Costumo dizer que o universitário é o agente da educação que está mais próximo de tomar uma decisão formal de carreira: se vai ser empregado, fazer concurso público ou empreender. Então, parece-me razoável que empreendedorismo seja algo presente no dia a dia desse estudante. Temos evidências, a partir de dados históricos, de que empresas de melhor performance são criadas, em sua maioria, por pessoas de maior escolaridade. Ou seja, gente que conseguiu vencer todas as dificuldades do sistema educacional brasileiro, passar do ensino médio e concluir a universidade merece ser preparada para abrir um negócio. Os universitários têm grande potencial de criação de empresas, que vão gerar emprego, inovar e resolver problemas da sociedade.
A pesquisa mostra que os professores, muitas vezes, não têm uma preparação para ensinar empreendedorismo.
Como você analisa essa questão?
O professor de hoje tem uma parcela imensa de responsabilidade sobre a formação do empreendedor. É o responsável por trazer o ambiente de mercado para dentro da sala de aula e, na maioria das vezes, ele não faz esse papel. Além disso, temos uma dificuldade com relação ao sistema educacional, pois ele não permite que empreendedores relevantes possam lecionar, por motivos como a falta de um diploma. Se Mark Zuckerberg (criador do Facebook) ou Bill Gates (fundador da Microsoft) quisessem dar aula em uma universidade brasileira, o currículo deles não passaria nem da secretaria para a administração acadêmica porque eles não têm graduação completa. Eles estão fora do nível de exigência. Esse sistema de regras deixa gente que poderia contribuir muito para a formação dos jovens de fora.
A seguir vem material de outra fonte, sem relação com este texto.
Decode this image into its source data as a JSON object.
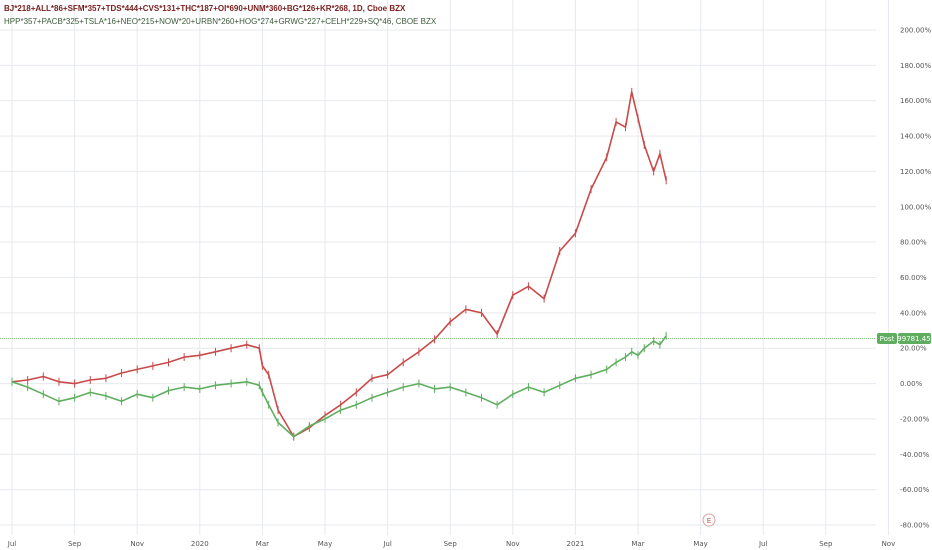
{
  "header": {
    "series1_title": "BJ*218+ALL*86+SFM*357+TDS*444+CVS*131+THC*187+OI*690+UNM*360+BG*126+KR*268, 1D, Cboe BZX",
    "series2_title": "HPP*357+PACB*325+TSLA*16+NEO*215+NOW*20+URBN*260+HOG*274+GRWG*227+CELH*229+SQ*46, CBOE BZX"
  },
  "price_tag": {
    "label": "Post",
    "value": "99781.45"
  },
  "event_marker": "E",
  "colors": {
    "series1": "#c94a4a",
    "series2": "#5fae5f",
    "tag_bg": "#5fae5f",
    "grid": "#e6e9ee"
  },
  "chart_data": {
    "type": "line",
    "y_axis": {
      "unit": "%",
      "ylim": [
        -80,
        200
      ],
      "ticks": [
        200,
        180,
        160,
        140,
        120,
        100,
        80,
        60,
        40,
        20,
        0,
        -20,
        -40,
        -60,
        -80
      ],
      "tick_labels": [
        "200.00%",
        "180.00%",
        "160.00%",
        "140.00%",
        "120.00%",
        "100.00%",
        "80.00%",
        "60.00%",
        "40.00%",
        "20.00%",
        "0.00%",
        "-20.00%",
        "-40.00%",
        "-60.00%",
        "-80.00%"
      ]
    },
    "x_axis": {
      "tick_labels": [
        "Jul",
        "Sep",
        "Nov",
        "2020",
        "Mar",
        "May",
        "Jul",
        "Sep",
        "Nov",
        "2021",
        "Mar",
        "May",
        "Jul",
        "Sep",
        "Nov"
      ],
      "tick_months": [
        0,
        2,
        4,
        6,
        8,
        10,
        12,
        14,
        16,
        18,
        20,
        22,
        24,
        26,
        28
      ]
    },
    "grid": true,
    "series": [
      {
        "x": [
          0,
          0.5,
          1,
          1.5,
          2,
          2.5,
          3,
          3.5,
          4,
          4.5,
          5,
          5.5,
          6,
          6.5,
          7,
          7.5,
          7.9,
          8,
          8.2,
          8.5,
          9,
          9.5,
          10,
          10.5,
          11,
          11.5,
          12,
          12.5,
          13,
          13.5,
          14,
          14.5,
          15,
          15.5,
          16,
          16.5,
          17,
          17.5,
          18,
          18.5,
          19,
          19.3,
          19.6,
          19.8,
          20,
          20.2,
          20.5,
          20.7,
          20.9
        ],
        "values": [
          1,
          2,
          4,
          1,
          0,
          2,
          3,
          6,
          8,
          10,
          12,
          15,
          16,
          18,
          20,
          22,
          20,
          10,
          5,
          -15,
          -30,
          -25,
          -18,
          -12,
          -5,
          3,
          5,
          12,
          18,
          25,
          35,
          42,
          40,
          28,
          50,
          55,
          48,
          75,
          85,
          110,
          128,
          148,
          145,
          165,
          150,
          135,
          120,
          130,
          115
        ]
      },
      {
        "x": [
          0,
          0.5,
          1,
          1.5,
          2,
          2.5,
          3,
          3.5,
          4,
          4.5,
          5,
          5.5,
          6,
          6.5,
          7,
          7.5,
          7.9,
          8,
          8.2,
          8.5,
          9,
          9.5,
          10,
          10.5,
          11,
          11.5,
          12,
          12.5,
          13,
          13.5,
          14,
          14.5,
          15,
          15.5,
          16,
          16.5,
          17,
          17.5,
          18,
          18.5,
          19,
          19.3,
          19.6,
          19.8,
          20,
          20.2,
          20.5,
          20.7,
          20.9
        ],
        "values": [
          1,
          -2,
          -6,
          -10,
          -8,
          -5,
          -7,
          -10,
          -6,
          -8,
          -4,
          -2,
          -3,
          -1,
          0,
          1,
          -1,
          -5,
          -12,
          -22,
          -30,
          -24,
          -20,
          -15,
          -12,
          -8,
          -5,
          -2,
          0,
          -3,
          -2,
          -5,
          -8,
          -12,
          -6,
          -2,
          -5,
          -1,
          3,
          5,
          8,
          12,
          15,
          18,
          16,
          20,
          24,
          22,
          27
        ]
      }
    ]
  }
}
Quando se fala de empreendedorismo, é preciso ter pessoas com prática, lógica de mercado, que sintam as dores de um empreendedor para poder ensinar isso. O aluno médio das faculdades provavelmente vai cumprir a tabela: conseguir um estágio, se formar, arrumar emprego e ter uma carreira mediana. Os jovens brasileiros têm o desafio de serem protagonistas da educação que desejam ter. Se o professor, hoje, não ensina empreendedorismo e não conhece a realidade empreendedora, quem fará isso pelos estudantes? Em muitos casos temos visto isso acontecer por meio da empresa júnior e de outras iniciativas de universitários que tentam romper com essa barreira.
Que conselho você pode dar para jovens que querem empreender?
Algo que nós, da Endeavor, costumamos dizer é: comece pelo que você conhece. Então, se vai iniciar um negócio, a pessoa precisa ter uma experiência profissional ou ter estudado muito aquele assunto. O grande problema que vemos hoje é gente que empreende porque acha que “é legal ou bonito empreender”. Existem dois pontos muito importantes a saber antes de lançar um negócio. Primeiramente, o conhecimento: se você não conhece nada de nada, vai empreender no quê? Tem uma legião de pessoas que querem empreender e passam anos tentando descobrir algo para ter um negócio; há ainda os que abrem uma empresa sem nenhum tipo de ligação emocional. Em segundo lugar, empreender não é um caminho reto. É uma trilha cheia de curvas esburacadas. Em um dia você está superbem; no outro, supermal. Precisa-se ter resistência emocional para isso.